Authors: Imre Kertesz

Tags: #General Fiction

Fiasco (15 page)

Nothing became clearer to Köves than the fact that he had reached a dead end; he had irretrievably frittered away his time, what was more. He grew sick of novel-writing for good; indeed, sobering up as it were from an unbroken drunken binge which had lasted ten years, Köves was now unable to grasp with a clear head how he could have gone in for such a crazy undertaking. If he could at least be acquainted with the reason, then—or at least so Köves felt—he might find some solace in necessity. Like everyone else, he had naturally heard that what supposedly swept a person onto the novel-writing path was talent. For Köves, though, that term had signified nothing tangible. It somehow struck him in much the same colouring as saying about someone that his face flaunted a charming wart. That wart could later, no question, develop into an ugly inflamed lesion, even a malignancy, or it could remain as an attractive blemish—that was obviously a matter of luck. Except
that Köves had never discovered on himself any irregularity of that kind; he had never considered himself to be the owner, whether privileged or unfortunate, of any kind of proud, innate distinguishing mark. The fault had to be lurking elsewhere, Köves reckoned, somewhere deeper down; in himself, in his circumstances, in his past, maybe even—who knows?—in his character: in everything that had happened to him, in the whole course of his life, to which he had not paid sufficient attention. If he could at least have his time over again, begin again from the beginning, Köves had daydreamed, everything would work out differently; he would know now where he ought to correct and change it. All of which, as he had been well aware, was impossible, and that was when he had decided on the trip. Not that he wished to leave his wife, home, and homeland in the lurch, but he had felt that he was in need of new inspiration, that he needed to dip his toes in foreign waters in order to be rejuvenated: he longed to be far away in order to get closer to himself, so that he might discard all that was old and lay hands on something new—in short, in order to discover himself and so begin a new life on new foundations.
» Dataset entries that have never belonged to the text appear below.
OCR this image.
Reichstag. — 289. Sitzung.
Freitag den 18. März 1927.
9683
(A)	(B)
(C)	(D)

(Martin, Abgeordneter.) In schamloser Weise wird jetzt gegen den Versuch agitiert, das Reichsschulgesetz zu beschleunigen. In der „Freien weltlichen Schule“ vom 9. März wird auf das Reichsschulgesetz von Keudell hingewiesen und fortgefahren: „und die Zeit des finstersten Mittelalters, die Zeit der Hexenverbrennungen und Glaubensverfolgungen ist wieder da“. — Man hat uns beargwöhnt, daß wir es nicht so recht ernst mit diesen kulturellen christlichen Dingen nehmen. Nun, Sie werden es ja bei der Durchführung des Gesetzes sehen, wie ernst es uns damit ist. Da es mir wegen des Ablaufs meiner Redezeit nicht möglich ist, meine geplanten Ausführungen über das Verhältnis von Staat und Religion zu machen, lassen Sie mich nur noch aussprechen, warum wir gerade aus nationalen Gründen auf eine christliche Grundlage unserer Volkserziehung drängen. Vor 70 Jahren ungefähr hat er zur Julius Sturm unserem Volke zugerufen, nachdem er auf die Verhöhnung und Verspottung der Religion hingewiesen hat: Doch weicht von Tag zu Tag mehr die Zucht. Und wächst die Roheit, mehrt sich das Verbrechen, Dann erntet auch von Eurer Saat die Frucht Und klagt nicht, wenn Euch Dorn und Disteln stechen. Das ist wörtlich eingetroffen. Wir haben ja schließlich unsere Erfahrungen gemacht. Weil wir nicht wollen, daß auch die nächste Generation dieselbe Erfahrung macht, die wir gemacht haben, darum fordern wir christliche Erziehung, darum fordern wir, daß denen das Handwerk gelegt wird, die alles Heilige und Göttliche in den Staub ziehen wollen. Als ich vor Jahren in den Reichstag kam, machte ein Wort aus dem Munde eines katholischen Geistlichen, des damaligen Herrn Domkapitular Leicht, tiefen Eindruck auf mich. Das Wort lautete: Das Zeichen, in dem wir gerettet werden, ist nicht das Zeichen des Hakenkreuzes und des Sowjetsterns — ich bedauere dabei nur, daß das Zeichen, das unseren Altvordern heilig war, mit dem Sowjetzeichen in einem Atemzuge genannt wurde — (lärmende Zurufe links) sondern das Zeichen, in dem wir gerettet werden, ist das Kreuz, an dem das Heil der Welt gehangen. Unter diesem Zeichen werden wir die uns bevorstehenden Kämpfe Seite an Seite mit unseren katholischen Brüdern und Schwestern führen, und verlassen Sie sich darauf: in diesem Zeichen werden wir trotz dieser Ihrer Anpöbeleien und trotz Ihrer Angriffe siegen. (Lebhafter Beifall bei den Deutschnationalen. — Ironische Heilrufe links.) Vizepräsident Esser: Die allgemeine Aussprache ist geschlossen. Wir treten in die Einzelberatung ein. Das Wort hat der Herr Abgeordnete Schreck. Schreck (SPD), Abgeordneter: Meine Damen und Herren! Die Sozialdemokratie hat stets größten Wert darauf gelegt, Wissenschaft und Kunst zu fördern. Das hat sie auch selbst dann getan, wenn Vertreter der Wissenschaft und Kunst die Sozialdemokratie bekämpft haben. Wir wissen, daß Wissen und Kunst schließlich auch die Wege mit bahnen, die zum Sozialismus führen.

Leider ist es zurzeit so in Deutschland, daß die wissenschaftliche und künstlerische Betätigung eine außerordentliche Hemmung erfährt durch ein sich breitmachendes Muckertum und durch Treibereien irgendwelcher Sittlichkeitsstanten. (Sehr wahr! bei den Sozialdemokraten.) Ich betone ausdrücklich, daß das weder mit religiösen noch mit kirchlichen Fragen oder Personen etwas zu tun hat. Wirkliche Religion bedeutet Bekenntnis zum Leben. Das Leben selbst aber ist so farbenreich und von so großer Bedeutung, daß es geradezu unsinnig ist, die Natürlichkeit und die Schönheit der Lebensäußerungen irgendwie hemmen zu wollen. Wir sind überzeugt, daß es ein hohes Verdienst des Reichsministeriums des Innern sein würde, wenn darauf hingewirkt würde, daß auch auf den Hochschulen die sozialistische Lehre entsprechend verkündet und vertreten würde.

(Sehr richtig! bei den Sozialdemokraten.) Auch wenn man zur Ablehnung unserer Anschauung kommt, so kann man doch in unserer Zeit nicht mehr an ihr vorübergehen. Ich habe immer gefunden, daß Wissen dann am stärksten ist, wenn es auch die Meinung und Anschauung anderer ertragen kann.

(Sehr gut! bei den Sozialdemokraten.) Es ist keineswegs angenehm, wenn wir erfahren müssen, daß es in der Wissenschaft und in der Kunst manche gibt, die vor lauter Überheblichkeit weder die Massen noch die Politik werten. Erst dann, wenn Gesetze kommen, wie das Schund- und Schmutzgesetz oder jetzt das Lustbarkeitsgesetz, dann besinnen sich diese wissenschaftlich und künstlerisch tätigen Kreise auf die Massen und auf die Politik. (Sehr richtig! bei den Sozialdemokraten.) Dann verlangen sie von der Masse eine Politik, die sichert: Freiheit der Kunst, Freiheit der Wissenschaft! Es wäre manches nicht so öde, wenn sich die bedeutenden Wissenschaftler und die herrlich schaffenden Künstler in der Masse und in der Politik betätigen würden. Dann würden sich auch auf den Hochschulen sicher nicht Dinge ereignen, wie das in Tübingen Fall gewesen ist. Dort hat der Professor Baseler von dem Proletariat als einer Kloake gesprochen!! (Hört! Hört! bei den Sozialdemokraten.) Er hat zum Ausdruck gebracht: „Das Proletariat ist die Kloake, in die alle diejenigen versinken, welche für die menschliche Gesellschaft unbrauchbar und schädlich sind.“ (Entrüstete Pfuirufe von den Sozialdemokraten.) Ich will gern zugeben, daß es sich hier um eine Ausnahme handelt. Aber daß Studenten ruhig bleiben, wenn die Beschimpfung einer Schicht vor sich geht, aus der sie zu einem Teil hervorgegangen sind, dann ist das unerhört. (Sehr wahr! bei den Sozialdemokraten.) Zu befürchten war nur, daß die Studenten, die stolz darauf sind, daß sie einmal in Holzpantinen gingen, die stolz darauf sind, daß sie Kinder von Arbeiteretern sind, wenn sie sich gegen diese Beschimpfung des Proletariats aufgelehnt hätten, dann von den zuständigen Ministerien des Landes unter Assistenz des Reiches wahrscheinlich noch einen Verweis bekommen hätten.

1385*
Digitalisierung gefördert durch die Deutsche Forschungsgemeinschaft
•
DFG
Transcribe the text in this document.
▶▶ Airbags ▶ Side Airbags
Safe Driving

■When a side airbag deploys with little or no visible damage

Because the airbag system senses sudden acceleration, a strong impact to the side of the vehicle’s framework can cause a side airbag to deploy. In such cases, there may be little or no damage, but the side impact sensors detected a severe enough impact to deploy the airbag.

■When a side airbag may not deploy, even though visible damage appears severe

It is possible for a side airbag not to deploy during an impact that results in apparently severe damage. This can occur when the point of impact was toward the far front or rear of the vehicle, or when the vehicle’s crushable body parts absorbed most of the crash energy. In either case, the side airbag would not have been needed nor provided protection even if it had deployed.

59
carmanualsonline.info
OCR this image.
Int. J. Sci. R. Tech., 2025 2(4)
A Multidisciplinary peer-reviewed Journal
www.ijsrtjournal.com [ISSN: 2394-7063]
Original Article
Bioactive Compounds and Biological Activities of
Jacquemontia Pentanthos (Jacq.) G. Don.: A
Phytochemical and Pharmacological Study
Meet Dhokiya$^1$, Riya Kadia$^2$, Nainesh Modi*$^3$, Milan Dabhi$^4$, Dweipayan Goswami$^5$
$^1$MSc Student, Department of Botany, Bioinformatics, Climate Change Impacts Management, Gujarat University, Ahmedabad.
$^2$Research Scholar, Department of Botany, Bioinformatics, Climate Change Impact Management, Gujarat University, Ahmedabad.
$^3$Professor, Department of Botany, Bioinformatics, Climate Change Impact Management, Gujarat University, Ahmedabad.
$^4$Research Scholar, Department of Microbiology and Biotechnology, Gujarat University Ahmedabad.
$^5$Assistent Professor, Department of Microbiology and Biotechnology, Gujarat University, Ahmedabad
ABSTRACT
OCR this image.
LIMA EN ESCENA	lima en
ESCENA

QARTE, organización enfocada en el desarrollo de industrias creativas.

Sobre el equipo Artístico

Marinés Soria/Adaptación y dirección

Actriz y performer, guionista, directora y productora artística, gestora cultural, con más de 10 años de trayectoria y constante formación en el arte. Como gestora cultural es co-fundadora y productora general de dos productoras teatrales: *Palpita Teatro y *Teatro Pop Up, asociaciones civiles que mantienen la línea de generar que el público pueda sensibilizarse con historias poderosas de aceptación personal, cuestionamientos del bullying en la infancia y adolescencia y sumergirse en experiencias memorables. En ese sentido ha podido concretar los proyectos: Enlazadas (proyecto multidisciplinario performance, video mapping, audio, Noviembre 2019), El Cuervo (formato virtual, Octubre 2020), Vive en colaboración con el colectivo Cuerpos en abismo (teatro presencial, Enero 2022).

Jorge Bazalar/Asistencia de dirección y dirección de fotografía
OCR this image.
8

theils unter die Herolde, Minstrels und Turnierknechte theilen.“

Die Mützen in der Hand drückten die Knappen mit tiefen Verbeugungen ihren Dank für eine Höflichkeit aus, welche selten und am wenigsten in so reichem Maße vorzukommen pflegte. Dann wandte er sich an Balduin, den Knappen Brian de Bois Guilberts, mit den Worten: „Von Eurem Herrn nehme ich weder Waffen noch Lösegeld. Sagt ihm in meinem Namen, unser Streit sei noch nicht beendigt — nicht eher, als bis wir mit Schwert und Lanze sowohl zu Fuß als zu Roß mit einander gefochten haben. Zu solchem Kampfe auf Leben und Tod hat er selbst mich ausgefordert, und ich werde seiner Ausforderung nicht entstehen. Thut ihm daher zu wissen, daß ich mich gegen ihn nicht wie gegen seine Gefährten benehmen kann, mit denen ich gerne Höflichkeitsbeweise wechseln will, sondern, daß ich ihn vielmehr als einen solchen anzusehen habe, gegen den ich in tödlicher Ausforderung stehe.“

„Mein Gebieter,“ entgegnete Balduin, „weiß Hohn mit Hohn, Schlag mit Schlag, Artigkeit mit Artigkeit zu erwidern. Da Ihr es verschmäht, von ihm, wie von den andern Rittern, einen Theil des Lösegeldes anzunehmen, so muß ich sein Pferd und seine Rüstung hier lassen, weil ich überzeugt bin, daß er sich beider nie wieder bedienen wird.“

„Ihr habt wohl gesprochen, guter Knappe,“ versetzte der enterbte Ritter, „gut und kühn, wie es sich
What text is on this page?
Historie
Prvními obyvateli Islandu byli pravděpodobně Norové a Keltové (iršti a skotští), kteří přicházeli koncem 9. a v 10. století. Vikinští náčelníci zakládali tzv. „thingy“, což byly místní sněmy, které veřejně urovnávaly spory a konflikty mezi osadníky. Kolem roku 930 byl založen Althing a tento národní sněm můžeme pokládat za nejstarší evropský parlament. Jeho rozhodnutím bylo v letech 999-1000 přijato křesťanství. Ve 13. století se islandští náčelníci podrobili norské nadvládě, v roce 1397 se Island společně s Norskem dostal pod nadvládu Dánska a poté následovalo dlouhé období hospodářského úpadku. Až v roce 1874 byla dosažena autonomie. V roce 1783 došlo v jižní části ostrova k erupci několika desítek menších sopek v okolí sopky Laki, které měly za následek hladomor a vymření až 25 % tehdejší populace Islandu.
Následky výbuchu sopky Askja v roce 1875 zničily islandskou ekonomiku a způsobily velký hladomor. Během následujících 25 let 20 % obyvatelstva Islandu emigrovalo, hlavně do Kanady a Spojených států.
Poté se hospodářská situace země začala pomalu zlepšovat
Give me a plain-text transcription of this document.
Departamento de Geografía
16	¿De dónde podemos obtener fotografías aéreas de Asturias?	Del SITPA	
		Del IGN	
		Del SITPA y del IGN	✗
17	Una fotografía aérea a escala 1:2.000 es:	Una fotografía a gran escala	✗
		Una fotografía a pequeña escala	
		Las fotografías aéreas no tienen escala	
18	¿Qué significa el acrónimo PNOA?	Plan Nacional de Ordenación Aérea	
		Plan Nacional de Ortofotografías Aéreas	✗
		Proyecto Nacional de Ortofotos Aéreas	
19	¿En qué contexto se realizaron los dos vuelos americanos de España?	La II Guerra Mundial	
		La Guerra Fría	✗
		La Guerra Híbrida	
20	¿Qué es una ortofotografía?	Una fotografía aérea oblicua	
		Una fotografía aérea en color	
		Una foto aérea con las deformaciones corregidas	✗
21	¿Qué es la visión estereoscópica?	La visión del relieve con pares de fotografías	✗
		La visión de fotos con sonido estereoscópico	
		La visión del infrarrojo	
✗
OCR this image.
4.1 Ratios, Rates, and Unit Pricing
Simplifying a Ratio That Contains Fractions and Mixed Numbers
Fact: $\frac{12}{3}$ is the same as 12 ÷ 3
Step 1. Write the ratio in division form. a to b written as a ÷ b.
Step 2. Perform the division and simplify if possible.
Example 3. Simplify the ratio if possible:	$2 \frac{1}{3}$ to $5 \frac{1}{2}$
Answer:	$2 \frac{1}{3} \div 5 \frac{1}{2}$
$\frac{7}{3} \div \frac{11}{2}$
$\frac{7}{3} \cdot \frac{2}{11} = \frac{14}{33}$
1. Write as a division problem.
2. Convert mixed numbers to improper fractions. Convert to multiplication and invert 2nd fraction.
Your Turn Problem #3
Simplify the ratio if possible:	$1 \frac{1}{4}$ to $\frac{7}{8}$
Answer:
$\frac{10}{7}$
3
Köves dreams. Then he is called for

Köves was also spurred on by a dream—the sort of constantly recurrent dream which visits everybody from time to time. It began with floating: Köves in nothingness. It was a twinkling nothingness, with minute points of light all around, like stars, yet it was a nothingness, and the many tiny lights led Köves astray more than they set him in the right direction. That was followed by anxiety, a bitter consciousness of a sense of his own confinement in big spaces; yet he was not afraid of becoming lost, that he would, as it were, be dissolved and vanish into thin air: on the contrary, even in his dream Köves
distinctly felt he was apprehensive of coming across something. He was looking for something, but did not wish to find it; or to be more accurate, he wanted to find something, but not what he was looking for. His uneasiness kept growing, then all of a sudden scraps of things were being cast in front of Köves, as if they had been thrown aloft by the invisible jets of a diabolical fountain: faces and objects that were familiar to him. A face he loved, an object he saw, or made use of daily, a belonging he wore every day. He tried, but failed, to touch them, take them in his hands; he felt the objects and faces were somehow reproachfully watching his forlorn clawing after them, which was why they had offered themselves to him, so as to force him to struggle and, as it were, demonstrate that he was unable to grab hold of them. Köves felt that their distressing helplessness, their slipping past him, their sinking back down and dispersion, was his own fault: yes, he felt it was a fault that he was struggling in vain for them, that he was unable to hold in his hands things, each and every one of which was longing for the warmth of his touch. Köves sensed that desire clearly, including the clumsy yearnings of inanimate objects, which was why he was fleeing from them. He finally left them behind, or they disappeared, whereas he entered some sort of cavity: a cave or tunnel of some kind. It was nice there, because the tunnel was safe, dark, and warm; it would have been nice to stay there, to hide in the gloom, yet Köves was driven by an involuntary momentum, over which he had no control, to carry on further, onward, toward the light glimmering in the distance. The tunnel widened out all at once, expanding into a circular area, and Köves could see flaming letters as a kind of
mene, mene, tekel, upharsin
on the wall opposite. At first glance, he was terrorstricken by them, but then he noticed it wasn’t so bad as all that; he was standing in a square that was well known to him—probably somewhere around the middle of the Grand Boulevard—and he was looking at the letters of a modern advertisement flashing in red,
yellow, and blue neon, only these letters were varying their colours, indeed even their shapes, so quickly that in the end Köves, though he sensed they contained an extraordinarily important message of which everyone in the world, except him alone, was aware, was unable to assemble a single word out of them. While he battled with growing irascibility to make sense of them, the letters seemed to have suddenly gone mad, first starting to spin at an ever-crazier speed, after which the coloured lights blurred hopelessly together and faded, so that in the end Köves could only see a barely glowing sphere somewhere far below his feet, with himself again floating in nothingness. Only then did he notice how greatly the sphere resembled the Earth, with some sort of outline showing on it, though not one of the continents or oceans—rather a tangled contour, a peculiar shade which kept changing shape like an indolent marine jellyfish, assuming ever more dreadful forms. Köves sensed with horror that this incessantly moving shadow, these continually transforming lines, must resemble something, or rather: someone, moreover an inexpressibly important being, to whom Köves could not say offhand whether he was bound by fear or attraction, but who—and he was quite sure about this, by contrast—was projecting the dark, amorphous blot onto this milky-white globe. He had to puzzle out who it could be; straining every nerve, he racked his brains, then all at once, but in a voice which was almost earsplitting, he heard his own name called.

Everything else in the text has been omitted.